Neurogen Brings to Ligand the Following:
- Fully Funded Partnership with Merck for Vanilloid Receptor Subtype 1 (VR1) Antagonists - Neurogen entered into an agreement with Merck in 2003 to develop VR1 antagonists for the treatment of acute and chronic pain. Merck is pursuing the lead VR1 antagonist, MK 2295, and a backup compound in preclinical testing to assess the suitability of these compounds for possible future clinical development. Under the terms of the license agreement, Merck will fund 100% of the program costs and will make milestone and royalty payments upon the achievement of certain development events and commercialization of any applicable VR1 compounds covered under the agreement.
- H3 Antagonist Program - Neurogen has developed a significant intellectual property estate and identified multiple clinical candidates for blockade of the histamine H3 receptor. The histamine H3 receptor is a target of significant interest for the potential treatment of sleep disorders (e.g. narcolepsy), attention deficit hyperactivity disorder (ADHD), and cognitive deficits (e.g. schizophrenia and Alzheimer's). Neurogen’s lead and backup compounds are potent, inverse agonists of the H3 receptor that demonstrate efficacy in animal models after oral dosing.
- Oral Erythropoietin (EPO) Research Program – Ligand has been conducting internal research on orally active erythropoietin agonists and has made significant progress toward declaring a clinical candidate. Neurogen has conducted its own drug discovery efforts in the area and provides novel chemical scaffolds and additional know-how that could further enhance Ligand’s oral EPO program. Neurogen’s program also includes technology for the pursuit of granulocyte cell stimulating factor (G-CSF) mimetics for neutropenia.

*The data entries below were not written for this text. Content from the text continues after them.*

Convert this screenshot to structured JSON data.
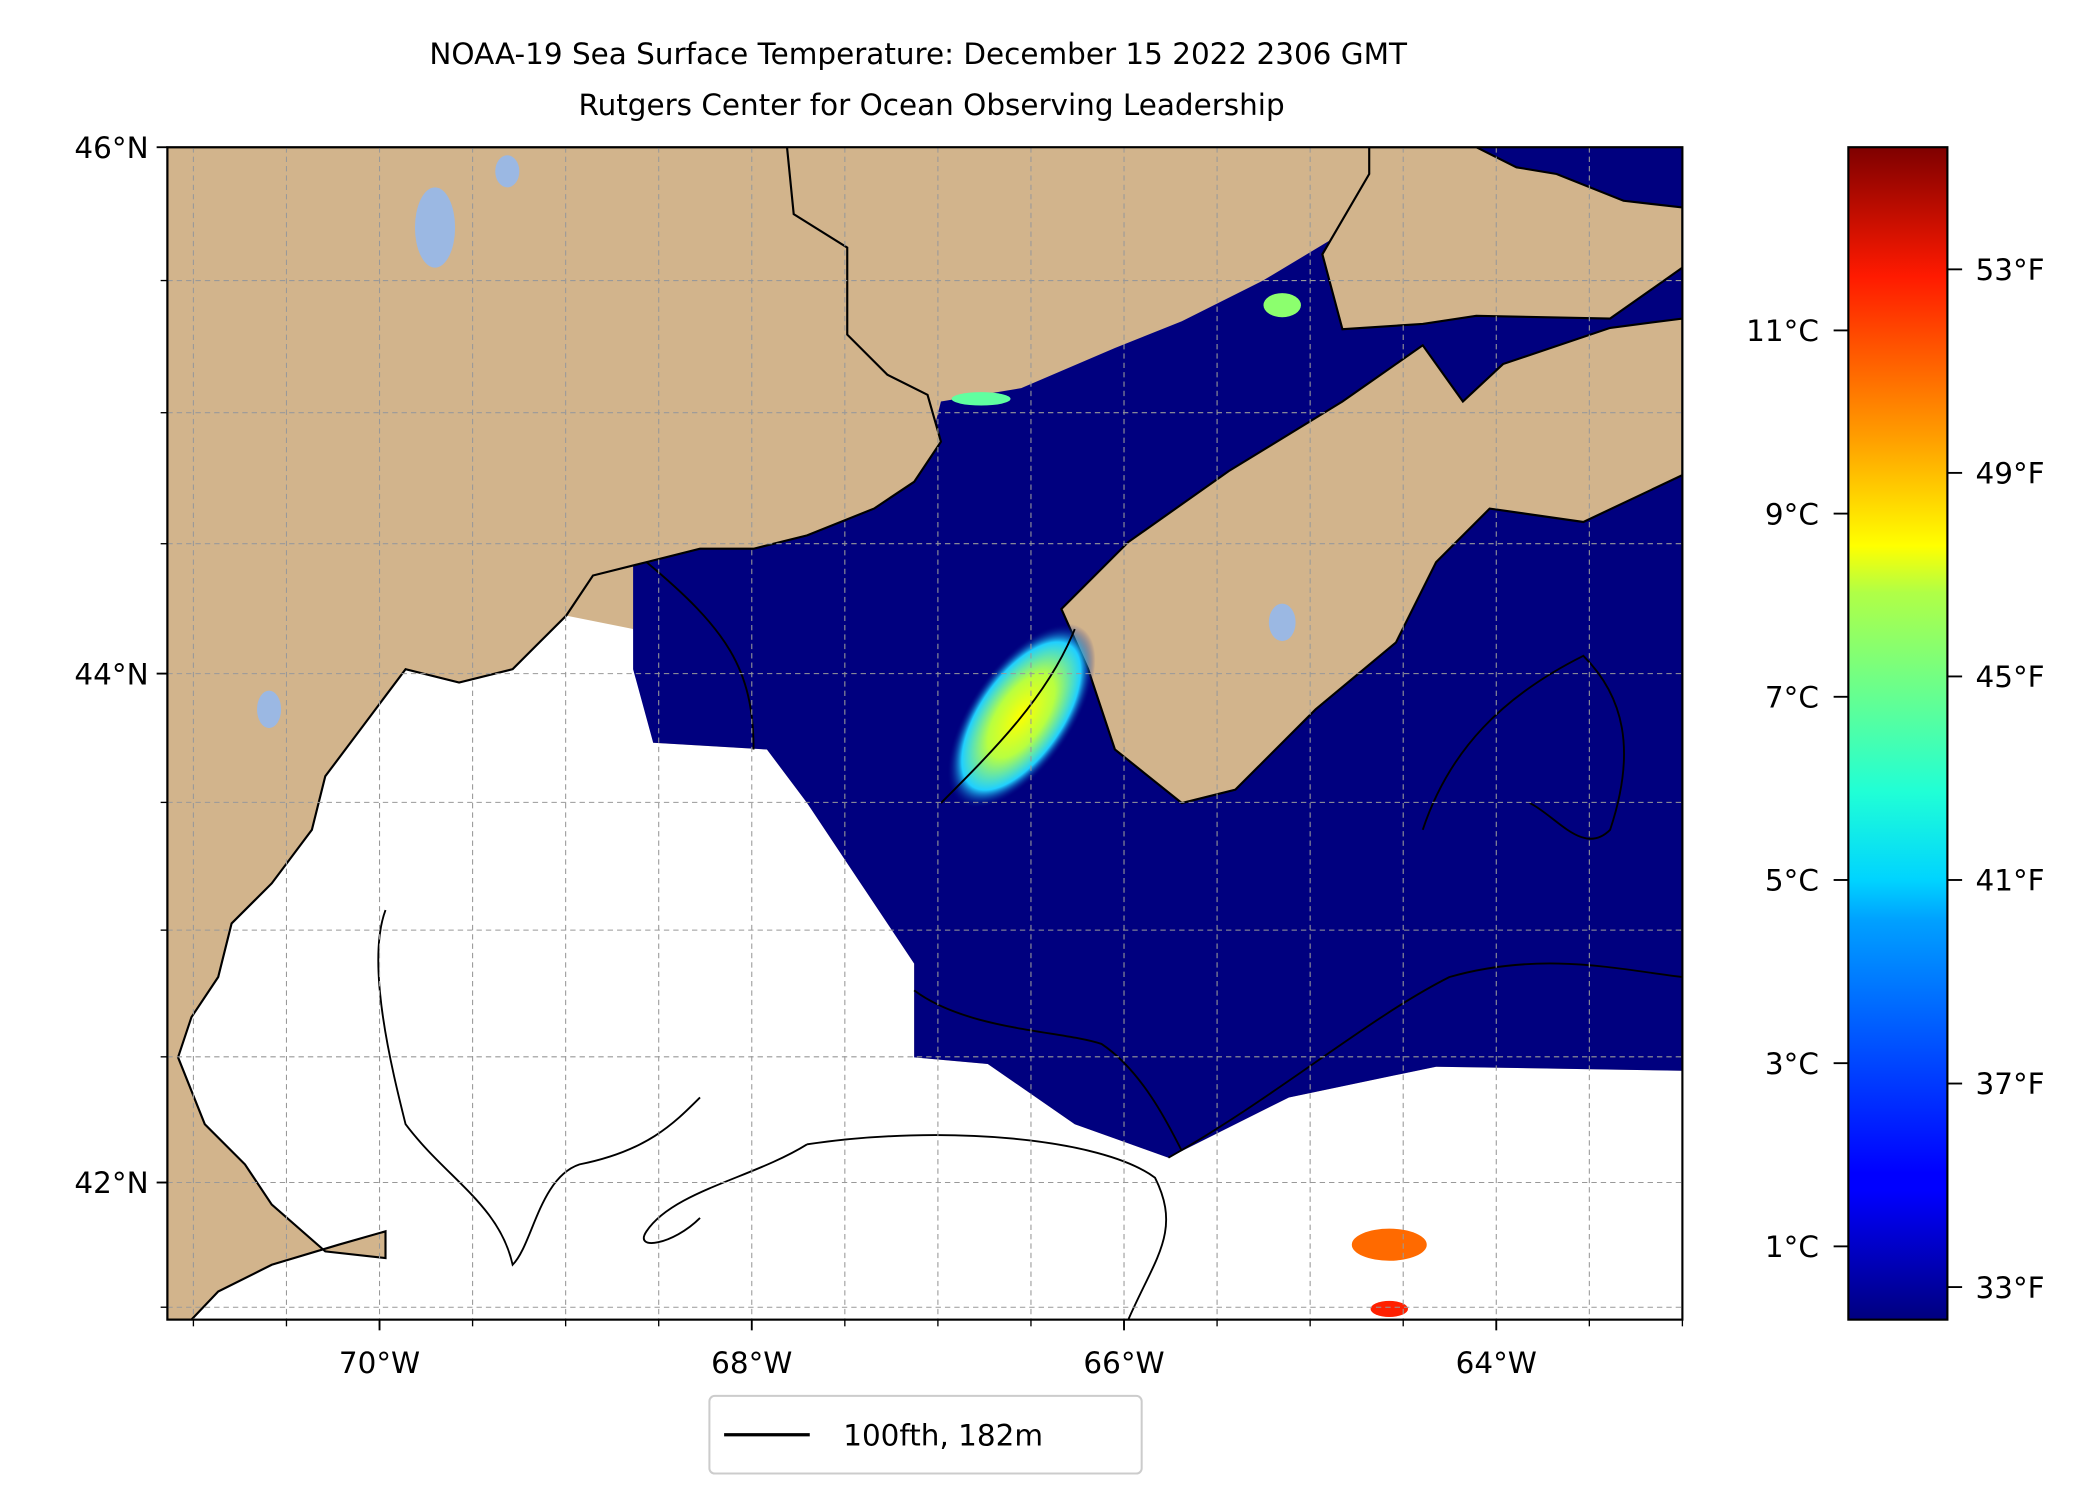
{
  "chart_data": {
    "type": "heatmap",
    "title": "NOAA-19 Sea Surface Temperature: December 15 2022 2306 GMT",
    "subtitle": "Rutgers Center for Ocean Observing Leadership",
    "xlim": [
      -71.14,
      -63.0
    ],
    "ylim": [
      41.45,
      46.0
    ],
    "grid": true,
    "x_ticks": [
      {
        "value": -70,
        "label": "70°W"
      },
      {
        "value": -68,
        "label": "68°W"
      },
      {
        "value": -66,
        "label": "66°W"
      },
      {
        "value": -64,
        "label": "64°W"
      }
    ],
    "y_ticks": [
      {
        "value": 46,
        "label": "46°N"
      },
      {
        "value": 44,
        "label": "44°N"
      },
      {
        "value": 42,
        "label": "42°N"
      }
    ],
    "grid_step_deg": 0.5,
    "colorbar": {
      "colormap": "jet",
      "range_c": [
        0.2,
        13.0
      ],
      "celsius_ticks": [
        {
          "value": 11,
          "label": "11°C"
        },
        {
          "value": 9,
          "label": "9°C"
        },
        {
          "value": 7,
          "label": "7°C"
        },
        {
          "value": 5,
          "label": "5°C"
        },
        {
          "value": 3,
          "label": "3°C"
        },
        {
          "value": 1,
          "label": "1°C"
        }
      ],
      "fahrenheit_ticks": [
        {
          "value": 53,
          "label": "53°F"
        },
        {
          "value": 49,
          "label": "49°F"
        },
        {
          "value": 45,
          "label": "45°F"
        },
        {
          "value": 41,
          "label": "41°F"
        },
        {
          "value": 37,
          "label": "37°F"
        },
        {
          "value": 33,
          "label": "33°F"
        }
      ]
    },
    "legend": {
      "label": "100fth, 182m",
      "placement": "bottom-center"
    },
    "colors": {
      "land": "#d2b48c",
      "lake": "#9bb8e3",
      "cold_water": "#00007f",
      "no_data": "#ffffff"
    }
  }
}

- Discovery Technology – Neurogen has a drug discovery technology based on AIDD™ (Accelerated Intelligent Drug Discovery) virtual library modeling of large, dynamic compound sets to efficiently prioritize chemicals for synthesis and biological assay tests. The AIDD™ technology has resulted in the discovery of numerous clinical candidates. The technology fits with Ligand’s ultra-high throughput biological assays and 5 million-plus ECLiPS™ compound collection acquired in the Pharmacopeia transaction.
- Cash – After taking into account transaction fees and repayment of debt, Ligand will gain an estimated $7 million in cash from this transaction. In addition, Ligand projects that its cost to operate Neurogen will be negligible going forward as Neurogen’s facilities are to be sold and Neurogen’s operations will be shut down. Any investment in Neurogen’s research programs are currently projected to be assumed within Ligand’s operating forecast.
- Net Operating Loss Carryforwards – Neurogen has more than $180 million in net operating loss carryforwards. While there will be significant limitation to the utilization of the NOLs over time given the tax laws governing use of acquired NOLs, the NOLs may be usable to some extent by Ligand, should the combined Company become profitable.
Financial Outlook of Combined Companies
With the acquisition of Neurogen, Ligand projects its cash balance to increase by approximately $7 million taking into account payment of transaction and wind-down costs and the repayment of Neurogen’s debt. Accordingly, Ligand believes that if the transaction closes by the end of 2009, Ligand could have nearly $50 million in cash at year-end. Ligand does not forecast this acquisition to impact the operating expense guidance for 2010 and therefore, consistent with previous guidance, Ligand currently expects expenses for 2010 to be in the range of $30 million to $35 million. Given Ligand's revenue outlook for 2010, Ligand currently projects that the business will be cash flow neutral on an operating basis in 2010.